Warren County to pick firm to study corridor deal

By Alex Bridges

A popular consulting firm seems the likely choice to study a deal between Warren County and Front Royal over the U.S. 522-340 North Corridor.

County Administrator Douglas Stanley plans to recommend on Tuesday that the Board of Supervisors award a contract to Springsted to look at numerous facets of the corridor agreement. Stanley said Thursday the county received two proposals for the work.

The proposal includes a cost of $18,880 for the work, Stanley said. The administrator estimated the project would take three to four months.

Stanley noted that the work goes beyond a simple analysis of the agreement itself. The consultant would look at the impact of the development of the corridor since the creation of the agreement in 1998. Stanley noted that the study would incorporate historical data.

Some supervisors have claimed that Front Royal reaps benefits from the corridor even though the land does not lie within the town limits.

Some members of Town Council claim the county is stalling and Vice Mayor N. Shae Parker has requested supervisors come back to the table to discuss the corridor. Council plans to discuss Parker’s request in a formal motion during a work session Tuesday. Council typically does not take action during work sessions.

The county recently sent the town a letter indicating that the board plans to wait until the consultants complete their work on the corridor agreement and submits a report before supervisors resume talks on the subject.

“I don’t think waiting three or four months is going to make that much of a difference,” Stanley said.

But the idea of hiring a consultant to study the corridor, its benefits and costs to both jurisdictions is not new. Stanley recalled that county leaders brought up the notion in 2010 and asked Front Royal Town Council if it would join Warren in hiring a consultant. Stanley said that council turned down the offer.

The Board of Supervisors directed staff to pursue the route of hiring a consultant in an effort to collect more information related to the corridor agreement. At the same time, Town Council sought the legal assistance of a Richmond law firm after Parker suggested the agreement allows Front Royal to annex the corridor after a certain period has lapsed.
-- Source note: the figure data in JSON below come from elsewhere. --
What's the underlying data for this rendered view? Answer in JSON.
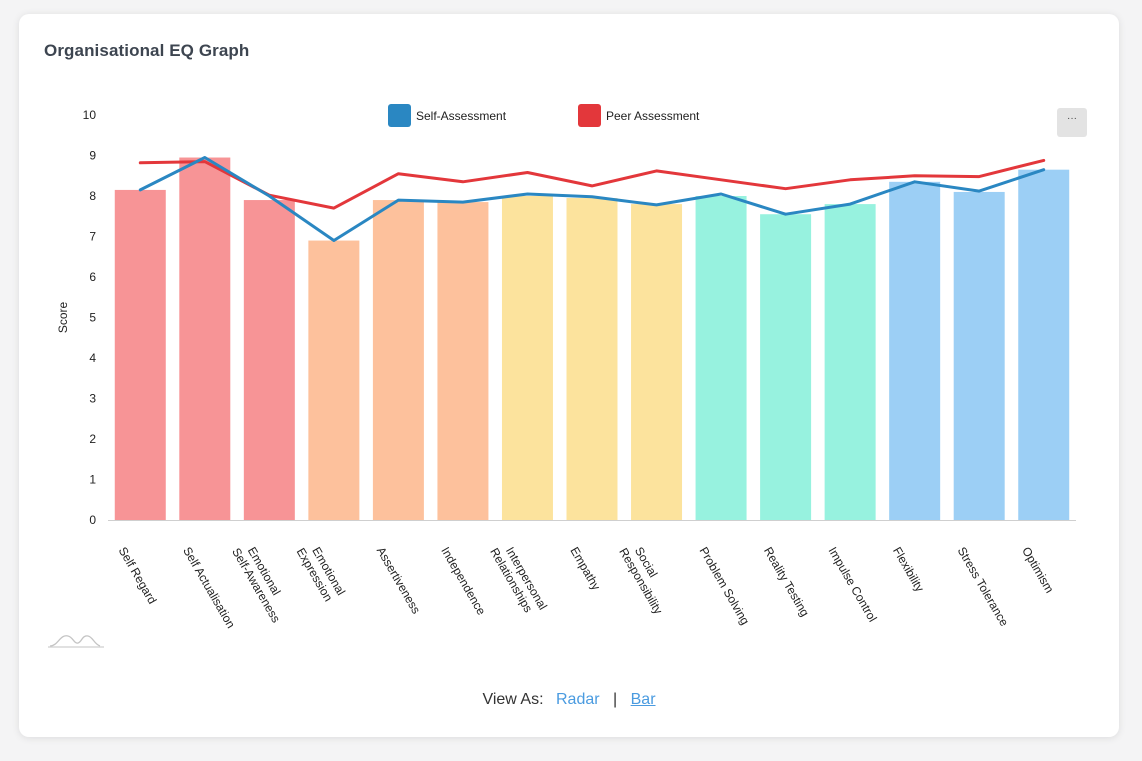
{
  "card": {
    "title": "Organisational EQ Graph"
  },
  "menu_button": {
    "label": "···"
  },
  "view_as": {
    "label": "View As:",
    "options": [
      "Radar",
      "Bar"
    ],
    "separator": "|",
    "active": "Bar"
  },
  "chart_data": {
    "type": "bar",
    "title": "",
    "xlabel": "",
    "ylabel": "Score",
    "ylim": [
      0,
      10
    ],
    "yticks": [
      0,
      1,
      2,
      3,
      4,
      5,
      6,
      7,
      8,
      9,
      10
    ],
    "grid": false,
    "legend_position": "top-center",
    "categories": [
      "Self Regard",
      "Self Actualisation",
      "Emotional Self-Awareness",
      "Emotional Expression",
      "Assertiveness",
      "Independence",
      "Interpersonal Relationships",
      "Empathy",
      "Social Responsibility",
      "Problem Solving",
      "Reality Testing",
      "Impulse Control",
      "Flexibility",
      "Stress Tolerance",
      "Optimism"
    ],
    "category_label_lines": [
      [
        "Self Regard"
      ],
      [
        "Self Actualisation"
      ],
      [
        "Emotional",
        "Self-Awareness"
      ],
      [
        "Emotional",
        "Expression"
      ],
      [
        "Assertiveness"
      ],
      [
        "Independence"
      ],
      [
        "Interpersonal",
        "Relationships"
      ],
      [
        "Empathy"
      ],
      [
        "Social",
        "Responsibility"
      ],
      [
        "Problem Solving"
      ],
      [
        "Reality Testing"
      ],
      [
        "Impulse Control"
      ],
      [
        "Flexibility"
      ],
      [
        "Stress Tolerance"
      ],
      [
        "Optimism"
      ]
    ],
    "bar_values": [
      8.15,
      8.95,
      7.9,
      6.9,
      7.9,
      7.85,
      8.0,
      7.95,
      7.8,
      8.0,
      7.55,
      7.8,
      8.35,
      8.1,
      8.65
    ],
    "bar_colors": [
      "#f79496",
      "#f79496",
      "#f79496",
      "#fdc19c",
      "#fdc19c",
      "#fdc19c",
      "#fce39d",
      "#fce39d",
      "#fce39d",
      "#97f2df",
      "#97f2df",
      "#97f2df",
      "#9ccff5",
      "#9ccff5",
      "#9ccff5"
    ],
    "series": [
      {
        "name": "Self-Assessment",
        "color": "#2a87c2",
        "values": [
          8.15,
          8.95,
          8.0,
          6.9,
          7.9,
          7.85,
          8.05,
          7.98,
          7.78,
          8.05,
          7.55,
          7.8,
          8.35,
          8.12,
          8.65
        ]
      },
      {
        "name": "Peer Assessment",
        "color": "#e3373b",
        "values": [
          8.82,
          8.85,
          8.02,
          7.7,
          8.55,
          8.35,
          8.58,
          8.25,
          8.62,
          8.4,
          8.18,
          8.4,
          8.5,
          8.48,
          8.88
        ]
      }
    ]
  }
}
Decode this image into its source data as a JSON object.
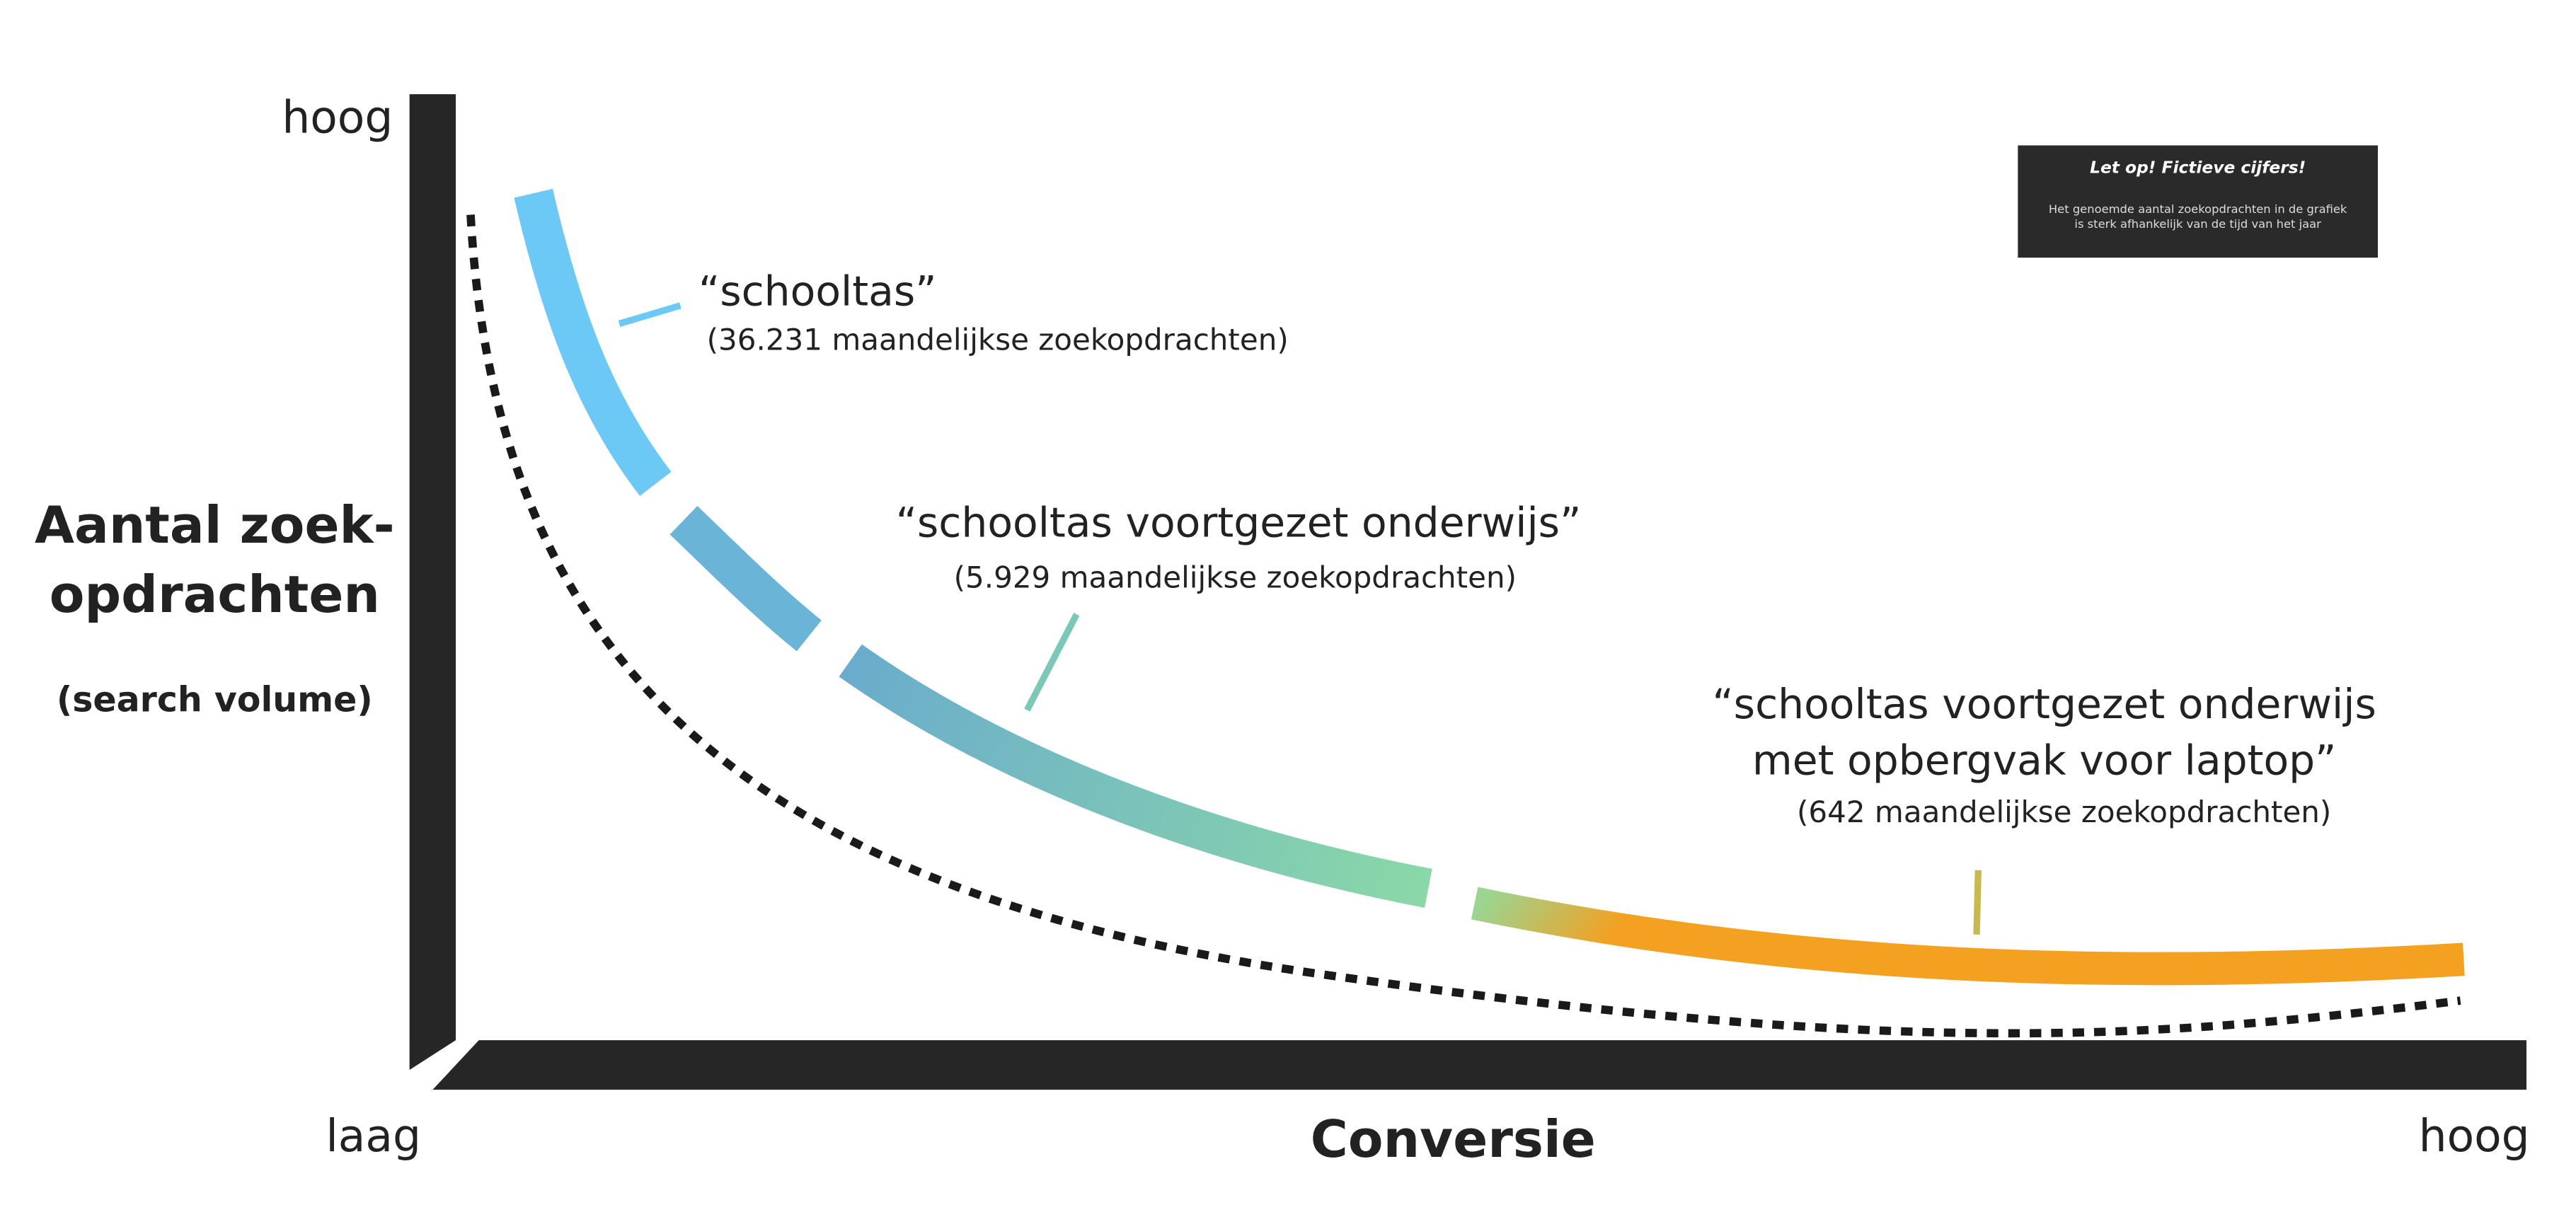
{
  "axes": {
    "y_high": "hoog",
    "y_title": [
      "Aantal zoek-",
      "opdrachten"
    ],
    "y_subtitle": "(search volume)",
    "x_low": "laag",
    "x_title": "Conversie",
    "x_high": "hoog"
  },
  "keywords": [
    {
      "label": [
        "“schooltas”"
      ],
      "volume": "(36.231 maandelijkse zoekopdrachten)"
    },
    {
      "label": [
        "“schooltas voortgezet onderwijs”"
      ],
      "volume": "(5.929 maandelijkse zoekopdrachten)"
    },
    {
      "label": [
        "“schooltas voortgezet onderwijs",
        "met opbergvak voor laptop”"
      ],
      "volume": "(642 maandelijkse zoekopdrachten)"
    }
  ],
  "note": {
    "title": "Let op! Fictieve cijfers!",
    "text": [
      "Het genoemde aantal zoekopdrachten in de grafiek",
      "is sterk afhankelijk van de tijd van het jaar"
    ]
  }
}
The county went forward and, on July 1, advertised a request for proposals from qualified firms to review the corridor agreement. The review would serve to analyze the fiscal and operational impact of the agreement on the town and county, the revenue generated by growth and development in the corridor and cost of services dictated by the accord, the current fiscal condition of each jurisdiction and tax rates and ability to fund operations.

The request for proposals outlined a detailed list of tasks for the contracted company to perform, from reviewing historic data on tax levies and utility rates to housing and commercial development in the corridor. Once the first task is completed the consultants will meet with the county to review the preliminary findings. After a discussion and review of the system the consultant will present recommendations at a board work session on how to modify the agreement if warranted.

The county advertised the request for proposals and solicited about a dozen firms to gauge interest. The low number of responses received by the Aug. 1 deadline was not surprising.

“That’s not unusual because it takes time to respond to the proposals,” Stanley said.

In the selection process, a panel consisting of Stanley, County Attorney Blair Mitchell, Planning Director Taryn Logan and Supervisors Richard Traczyk and Daniel Murray Jr. reviewed the proposals and interviewed both firms.

Springsted remains a popular choice among local governments in the Northern Shenandoah Valley region as a consulting firm for different tasks. Springsted most recently conducted a search for a new chief administrator to lead Shenandoah County. Leaders ultimately chose longtime Assistant County Administrator Mary Beth Price to take on that role.

But Springsted also performs other work for municipal governments. Springsted conducted studies for Warren County of its Social Services and Fire and Rescue Services departments as well as reviewed the funding formula for the Economic Development Authority. Springsted also conducted the search for a town manager for Front Royal.

“So they have a lot of knowledge and experience working with both Warren County and the town of Front Royal,” Stanley said.